SOLUSIMEDIA.ID, Jakarta, 7 Januari 2025 – Otoritas Jasa Keuangan (OJK) memastikan stabilitas sektor jasa keuangan Indonesia tetap terjaga meskipun dinamika perekonomian global dan domestik terus berkembang. Dalam Rapat Dewan Komisioner Bulanan pada 2 Januari 2025, OJK menyoroti tren pemulihan global yang masih lambat, dengan inflasi yang bertahan tinggi di sejumlah negara.
Sementara itu, kebijakan bank sentral global semakin moderat, meskipun beberapa negara mulai menurunkan suku bunga kebijakan.
Secara domestik, perekonomian Indonesia menunjukkan kinerja yang solid. Tingkat inflasi headline turun ke 1,55% (yoy) pada akhir tahun 2024, sementara inflasi inti meningkat menjadi 2,26% (yoy), mencerminkan daya beli yang terjaga.
Surplus neraca perdagangan terus berlanjut, didukung oleh penguatan sektor manufaktur yang tercermin dari PMI Manufaktur yang tetap berada di zona ekspansi.
Perkembangan Pasar Modal dan Bursa Karbon
Pasar modal Indonesia ditutup dengan performa campuran pada 2024. Indeks Harga Saham Gabungan (IHSG) berada di level 7.079,91, mencatat penurunan sebesar 2,65% secara tahunan (ytd). Namun, kapitalisasi pasar meningkat 5,74% ytd, mencapai Rp12.336 triliun.
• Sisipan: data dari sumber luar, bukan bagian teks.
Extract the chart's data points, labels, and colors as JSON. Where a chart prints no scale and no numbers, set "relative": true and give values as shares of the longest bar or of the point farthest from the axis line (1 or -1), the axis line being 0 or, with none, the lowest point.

Investor asing mencatatkan net buy Rp16,53 triliun sepanjang tahun, meskipun terjadi net sell sebesar Rp5,03 triliun pada Desember 2024.
Di pasar obligasi, indeks obligasi Indonesia (ICBI) mencatatkan kenaikan 4,82% ytd dengan investor asing membukukan net buy sebesar Rp34,59 triliun. Di sisi lain, nilai dana kelolaan reksa dana mencapai Rp496,84 triliun, sedikit turun 0,92% ytd.
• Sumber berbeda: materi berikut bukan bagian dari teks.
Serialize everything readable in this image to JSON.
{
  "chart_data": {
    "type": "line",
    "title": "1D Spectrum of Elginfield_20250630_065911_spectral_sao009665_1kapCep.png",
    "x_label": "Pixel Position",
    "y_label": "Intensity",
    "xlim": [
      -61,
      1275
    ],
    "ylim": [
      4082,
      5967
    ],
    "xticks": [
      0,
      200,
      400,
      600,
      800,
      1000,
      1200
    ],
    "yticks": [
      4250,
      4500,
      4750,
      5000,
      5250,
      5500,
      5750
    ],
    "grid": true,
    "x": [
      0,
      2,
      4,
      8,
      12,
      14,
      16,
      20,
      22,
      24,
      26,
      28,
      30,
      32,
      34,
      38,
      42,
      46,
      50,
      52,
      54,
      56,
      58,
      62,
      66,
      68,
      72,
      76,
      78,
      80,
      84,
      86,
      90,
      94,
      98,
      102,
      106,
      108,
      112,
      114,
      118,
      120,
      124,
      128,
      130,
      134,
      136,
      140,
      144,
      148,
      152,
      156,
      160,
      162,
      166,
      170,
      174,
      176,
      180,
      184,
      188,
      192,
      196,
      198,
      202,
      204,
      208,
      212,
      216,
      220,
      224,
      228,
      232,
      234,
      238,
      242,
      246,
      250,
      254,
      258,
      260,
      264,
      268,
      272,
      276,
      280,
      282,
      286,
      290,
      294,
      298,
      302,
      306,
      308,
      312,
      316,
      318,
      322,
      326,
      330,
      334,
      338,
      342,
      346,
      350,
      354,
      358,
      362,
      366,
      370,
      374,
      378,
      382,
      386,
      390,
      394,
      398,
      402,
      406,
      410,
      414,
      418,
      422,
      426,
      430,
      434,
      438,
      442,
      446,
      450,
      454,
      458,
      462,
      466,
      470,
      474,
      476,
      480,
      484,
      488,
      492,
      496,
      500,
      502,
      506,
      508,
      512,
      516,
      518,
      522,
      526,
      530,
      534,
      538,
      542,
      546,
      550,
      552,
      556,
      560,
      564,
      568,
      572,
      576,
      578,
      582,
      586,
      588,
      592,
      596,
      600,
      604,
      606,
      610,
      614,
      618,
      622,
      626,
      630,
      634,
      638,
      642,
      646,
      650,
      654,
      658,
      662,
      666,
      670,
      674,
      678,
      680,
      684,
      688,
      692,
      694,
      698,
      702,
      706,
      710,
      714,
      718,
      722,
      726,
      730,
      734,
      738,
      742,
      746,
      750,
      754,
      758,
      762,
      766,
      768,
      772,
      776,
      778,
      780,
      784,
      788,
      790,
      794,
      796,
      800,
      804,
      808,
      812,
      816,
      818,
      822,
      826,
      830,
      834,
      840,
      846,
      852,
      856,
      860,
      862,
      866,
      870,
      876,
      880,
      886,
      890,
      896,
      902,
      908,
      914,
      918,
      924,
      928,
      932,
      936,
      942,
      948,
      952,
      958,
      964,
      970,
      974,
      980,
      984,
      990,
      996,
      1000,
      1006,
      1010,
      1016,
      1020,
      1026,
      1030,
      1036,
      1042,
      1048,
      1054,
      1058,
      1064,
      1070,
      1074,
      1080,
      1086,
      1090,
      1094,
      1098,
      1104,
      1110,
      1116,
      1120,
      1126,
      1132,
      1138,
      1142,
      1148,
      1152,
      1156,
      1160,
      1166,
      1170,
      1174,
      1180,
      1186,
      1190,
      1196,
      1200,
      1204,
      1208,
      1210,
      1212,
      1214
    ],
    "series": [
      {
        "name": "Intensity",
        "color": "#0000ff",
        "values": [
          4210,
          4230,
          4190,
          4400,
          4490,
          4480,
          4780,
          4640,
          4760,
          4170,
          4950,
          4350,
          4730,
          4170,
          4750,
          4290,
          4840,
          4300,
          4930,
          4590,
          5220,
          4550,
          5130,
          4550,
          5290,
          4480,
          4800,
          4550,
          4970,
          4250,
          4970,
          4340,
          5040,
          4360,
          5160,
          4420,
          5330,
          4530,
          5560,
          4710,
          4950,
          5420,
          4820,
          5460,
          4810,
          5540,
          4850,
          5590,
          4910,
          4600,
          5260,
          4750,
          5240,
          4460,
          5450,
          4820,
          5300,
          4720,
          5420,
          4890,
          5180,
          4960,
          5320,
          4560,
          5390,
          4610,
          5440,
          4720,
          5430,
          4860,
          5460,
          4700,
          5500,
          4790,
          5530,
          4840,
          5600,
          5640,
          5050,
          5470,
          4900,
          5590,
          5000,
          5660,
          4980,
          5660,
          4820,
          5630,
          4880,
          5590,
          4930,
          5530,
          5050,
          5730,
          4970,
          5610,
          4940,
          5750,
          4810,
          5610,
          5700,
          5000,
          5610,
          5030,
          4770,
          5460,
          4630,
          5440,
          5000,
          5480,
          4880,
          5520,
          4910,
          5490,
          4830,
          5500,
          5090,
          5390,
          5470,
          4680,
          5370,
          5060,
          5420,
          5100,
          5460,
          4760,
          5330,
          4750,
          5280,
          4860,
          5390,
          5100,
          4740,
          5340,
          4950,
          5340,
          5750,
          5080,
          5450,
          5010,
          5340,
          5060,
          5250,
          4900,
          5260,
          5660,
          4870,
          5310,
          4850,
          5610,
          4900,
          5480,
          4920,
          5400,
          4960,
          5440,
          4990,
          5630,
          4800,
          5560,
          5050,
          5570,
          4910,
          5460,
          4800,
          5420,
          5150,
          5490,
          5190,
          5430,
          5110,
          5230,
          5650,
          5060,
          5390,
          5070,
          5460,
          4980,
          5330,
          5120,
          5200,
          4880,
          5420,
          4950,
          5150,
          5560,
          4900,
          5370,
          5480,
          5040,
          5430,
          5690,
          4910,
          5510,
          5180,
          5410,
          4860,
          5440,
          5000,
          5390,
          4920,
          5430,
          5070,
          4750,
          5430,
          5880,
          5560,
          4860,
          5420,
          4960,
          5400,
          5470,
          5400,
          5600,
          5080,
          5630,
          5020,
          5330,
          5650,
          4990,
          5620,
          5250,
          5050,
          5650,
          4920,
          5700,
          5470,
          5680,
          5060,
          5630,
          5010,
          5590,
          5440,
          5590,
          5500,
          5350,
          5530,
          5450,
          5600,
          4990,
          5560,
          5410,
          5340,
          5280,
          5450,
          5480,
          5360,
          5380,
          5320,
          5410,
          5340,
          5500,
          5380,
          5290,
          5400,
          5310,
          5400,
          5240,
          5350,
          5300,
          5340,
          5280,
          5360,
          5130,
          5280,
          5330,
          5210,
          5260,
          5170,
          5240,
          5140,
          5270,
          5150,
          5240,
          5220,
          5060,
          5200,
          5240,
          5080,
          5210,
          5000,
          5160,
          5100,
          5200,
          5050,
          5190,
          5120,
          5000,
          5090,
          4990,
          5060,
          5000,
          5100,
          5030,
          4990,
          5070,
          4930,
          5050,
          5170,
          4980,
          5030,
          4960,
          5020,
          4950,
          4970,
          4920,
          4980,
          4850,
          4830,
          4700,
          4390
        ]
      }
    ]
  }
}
Sejak peluncurannya pada September 2023, Bursa Karbon menunjukkan perkembangan positif. Hingga akhir 2024, volume perdagangan mencapai 908.018 tCO₂e dengan nilai transaksi Rp50,64 miliar. Bursa ini memiliki potensi besar, dengan lebih dari 4.000 pendaftar di Sistem Registri Nasional Pengendalian Perubahan Iklim (SRN PPI).
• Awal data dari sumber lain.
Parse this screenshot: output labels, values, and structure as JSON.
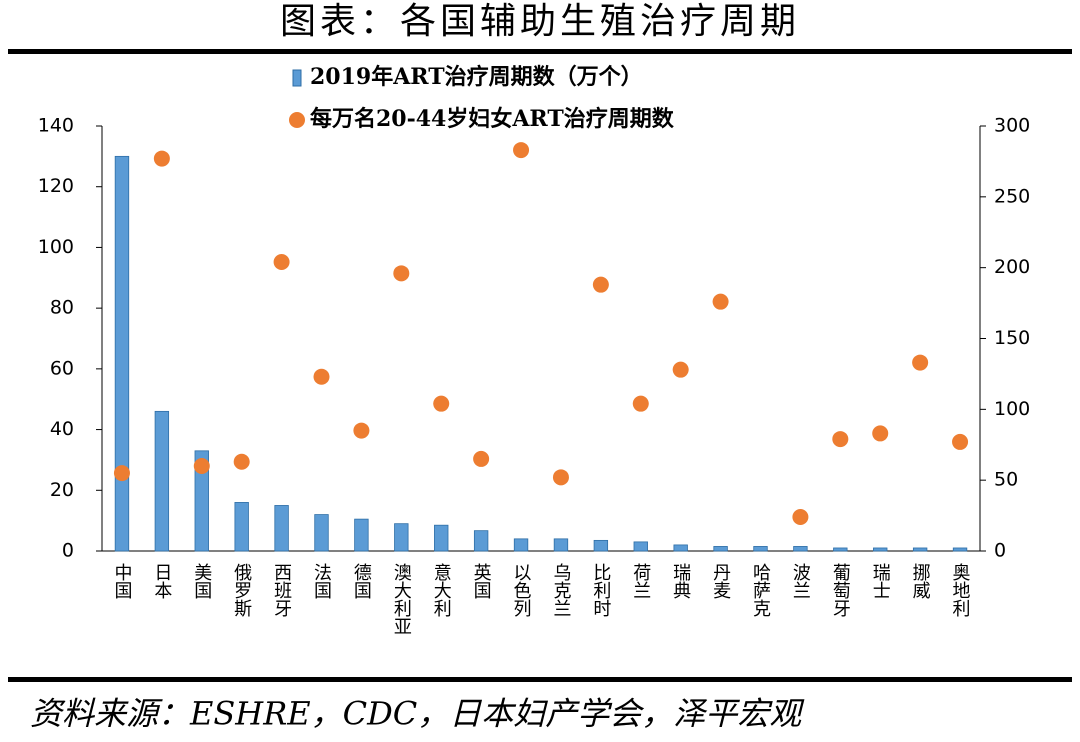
{
  "title": "图表：各国辅助生殖治疗周期",
  "chart_data": {
    "type": "bar",
    "categories": [
      "中国",
      "日本",
      "美国",
      "俄罗斯",
      "西班牙",
      "法国",
      "德国",
      "澳大利亚",
      "意大利",
      "英国",
      "以色列",
      "乌克兰",
      "比利时",
      "荷兰",
      "瑞典",
      "丹麦",
      "哈萨克",
      "波兰",
      "葡萄牙",
      "瑞士",
      "挪威",
      "奥地利"
    ],
    "series": [
      {
        "name": "2019年ART治疗周期数（万个）",
        "type": "bar",
        "color": "#5b9bd5",
        "values": [
          130,
          46,
          33,
          16,
          15,
          12,
          10.5,
          9,
          8.5,
          6.7,
          4,
          4,
          3.5,
          3,
          2,
          1.5,
          1.5,
          1.5,
          1,
          1,
          1,
          1
        ]
      },
      {
        "name": "每万名20-44岁妇女ART治疗周期数",
        "type": "scatter",
        "axis": "y2",
        "color": "#ed7d31",
        "values": [
          55,
          277,
          60,
          63,
          204,
          123,
          85,
          196,
          104,
          65,
          283,
          52,
          188,
          104,
          128,
          176,
          null,
          24,
          79,
          83,
          133,
          77
        ]
      }
    ],
    "ylim": [
      0,
      140
    ],
    "yticks": [
      0,
      20,
      40,
      60,
      80,
      100,
      120,
      140
    ],
    "y2lim": [
      0,
      300
    ],
    "y2ticks": [
      0,
      50,
      100,
      150,
      200,
      250,
      300
    ],
    "grid": false
  },
  "source": "资料来源：ESHRE，CDC，日本妇产学会，泽平宏观"
}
Penegakan Aturan di Pasar Modal
Selama 2024, OJK mengintensifkan penegakan aturan di pasar modal dengan mengenakan sanksi administratif kepada 144 pihak, total denda mencapai Rp83,32 miliar.
OJK juga menjatuhkan sanksi tambahan, termasuk pencabutan izin usaha dan pemberian peringatan tertulis kepada sejumlah pelaku yang melanggar regulasi.
Ke depan, OJK menegaskan komitmennya untuk menjaga stabilitas sektor jasa keuangan melalui penguatan regulasi dan pengawasan.
Stabilitas yang terjaga ini menjadi fondasi penting dalam mendukung pertumbuhan ekonomi yang berkelanjutan di tengah tantangan global yang terus berubah.